Section 401-B:13 Plans for Acquisition of Minority Interests in Domestic Stock Insurance Companies.
   I. Any parent corporation directly or indirectly owning at least 95 percent of the aggregate issued and outstanding shares of all classes of voting stock of a domestic stock insurance company may, pursuant to a plan for acquisition of minority interests in such subsidiary, acquire all of its remaining issued and outstanding shares of voting stock, by exchange of stock, other securities, cash, other consideration or any combination thereof.

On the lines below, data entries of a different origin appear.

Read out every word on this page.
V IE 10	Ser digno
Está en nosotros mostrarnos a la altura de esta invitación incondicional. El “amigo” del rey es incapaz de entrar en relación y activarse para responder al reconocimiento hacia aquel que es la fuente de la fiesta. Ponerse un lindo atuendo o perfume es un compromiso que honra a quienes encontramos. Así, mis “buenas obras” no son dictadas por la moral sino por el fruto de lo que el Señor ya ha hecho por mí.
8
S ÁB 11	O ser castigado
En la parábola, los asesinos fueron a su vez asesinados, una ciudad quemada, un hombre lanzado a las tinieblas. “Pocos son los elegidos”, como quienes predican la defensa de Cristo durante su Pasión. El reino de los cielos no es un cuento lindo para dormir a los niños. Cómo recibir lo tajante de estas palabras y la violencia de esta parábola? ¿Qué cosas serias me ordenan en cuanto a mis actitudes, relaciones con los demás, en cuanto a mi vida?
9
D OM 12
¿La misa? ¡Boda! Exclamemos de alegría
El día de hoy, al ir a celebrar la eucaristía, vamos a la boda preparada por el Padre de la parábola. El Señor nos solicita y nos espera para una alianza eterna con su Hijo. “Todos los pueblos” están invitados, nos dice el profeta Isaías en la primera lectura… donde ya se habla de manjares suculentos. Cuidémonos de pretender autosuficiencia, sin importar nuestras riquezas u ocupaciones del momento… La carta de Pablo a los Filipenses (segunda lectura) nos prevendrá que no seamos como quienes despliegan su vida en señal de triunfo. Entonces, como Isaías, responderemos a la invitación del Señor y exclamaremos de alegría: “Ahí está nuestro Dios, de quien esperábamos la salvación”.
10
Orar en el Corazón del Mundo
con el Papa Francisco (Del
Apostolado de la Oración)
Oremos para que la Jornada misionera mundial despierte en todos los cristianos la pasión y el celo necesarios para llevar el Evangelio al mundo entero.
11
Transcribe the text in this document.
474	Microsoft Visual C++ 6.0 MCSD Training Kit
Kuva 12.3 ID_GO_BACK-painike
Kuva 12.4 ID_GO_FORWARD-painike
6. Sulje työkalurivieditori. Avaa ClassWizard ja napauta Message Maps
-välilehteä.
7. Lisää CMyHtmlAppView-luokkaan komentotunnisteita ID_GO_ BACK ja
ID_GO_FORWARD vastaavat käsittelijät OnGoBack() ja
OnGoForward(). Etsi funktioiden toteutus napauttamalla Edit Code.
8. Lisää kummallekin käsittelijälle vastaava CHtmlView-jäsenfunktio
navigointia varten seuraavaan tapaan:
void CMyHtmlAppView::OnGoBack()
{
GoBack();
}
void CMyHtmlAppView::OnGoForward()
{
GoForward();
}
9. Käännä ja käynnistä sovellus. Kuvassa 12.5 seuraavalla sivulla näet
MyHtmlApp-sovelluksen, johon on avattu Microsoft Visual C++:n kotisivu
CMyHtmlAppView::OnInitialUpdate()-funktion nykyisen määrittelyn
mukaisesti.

   II. The board of directors, trustees, or other governing body of the parent corporation may adopt a plan for the acquisition of minority interests in a subsidiary insurer. Every plan shall set forth:
      (a) The name of the company whose shares are to be acquired;
      (b) The total number of issued and outstanding shares of each class of voting stock of the company, the number of its shares owned by the parent corporation and, if either of the foregoing is subject to change prior to the effective date of acquisition, the manner in which any change may occur;
      (c) The terms and conditions of the plan, including the manner and basis of exchanging the shares to be acquired for shares or other securities of the parent corporation, for cash, other consideration, or any combination of the foregoing, the proposed effective date of acquisition and a statement clearly describing the rights of dissenting stockholders to demand appraisal;
      (d) If the parent corporation is neither a domestic corporation nor an authorized insurer, its agreement to be bound by paragraph VI of this section and RSA 293-A:13.01 through RSA 293-A:13.31 with respect to the plan, its consent to the enforcement against it in this state of the rights of stockholders pursuant to the plan, and a designation of the insurance commissioner as the agent upon whom process may be served against the parent corporation in the manner set forth in RSA 405:10 in any action or proceeding to enforce any such rights; and
      (e) Such other provisions with respect to the plan as the board of directors, trustees or other governing body deems necessary or desirable, or which the insurance commissioner may prescribe.
   III. Upon adoption of the plan, it shall be duly executed by the president and attested by the secretary, or the executive officers corresponding thereto, under the corporate seal of the parent corporation. Thereupon, a certified copy of the plan, together with a certificate of its adoption subscribed by such officers and affirmed by them as true under the penalties of perjury and under the seal of the parent corporation, shall be submitted to the insurance commissioner for his approval. The insurance commissioner shall thereupon consider the plan and, if satisfied that it complies with this section, is fair and equitable and not inconsistent with law, he shall approve the plan. If the insurance commissioner disapproves the plan, notification of his disapproval, assigning the reasons therefor, shall be given in writing by him to the parent corporation. No plan shall take effect unless the approval of the insurance commissioner has been obtained.
   IV. If the insurance commissioner approves the plan, the parent corporation shall deliver to each person who, as of the date of delivery, is a holder of record of stock to be acquired pursuant to the plan, a copy of the plan, or a summary thereof approved by the insurance commissioner in person or by depositing the same in the post office, postage prepaid, addressed to the stockholder at his address of record. On or before the date of acquisition proposed in the plan, the parent corporation shall file with the insurance commissioner a certificate, executed by its president and attested by its secretary, or the executive officers corresponding thereto, and subscribed by such officers and affirmed by them as true under the penalties of perjury, and under the seal of the parent corporation, attesting to compliance by the parent corporation with this subdivision.
   V. Upon compliance with this section, ownership of the shares to be acquired pursuant to the plan shall vest in the parent corporation on the date of acquisition proposed in the plan whether or not the certificates for such shares have been surrendered for exchange and the parent corporation shall be entitled to have new certificates registered in its name. Stockholders whose shares have been so acquired shall thereafter retain only the right either to receive the consideration to be paid in exchange for their shares pursuant to the plan or to demand appraisal pursuant to paragraph VI.
   VI. A stockholder whose stock is acquired pursuant to this section and who elects to dissent from such acquisition shall, by complying with this paragraph and with RSA 293-A:13.01 through RSA 293-A:13.31, have the right to receive payment in cash for the fair value of his shares, subject to final approval by the insurance commissioner, by filing a written notice of his election to dissent and a demand for payment to him for his stock at its fair value with the parent corporation within 30 days after the delivery to him of either a copy of the plan or a summary thereof, pursuant to paragraph IV.
Source. 1971, 176:1. 1992, 255:12, 13, eff. Jan. 1, 1993.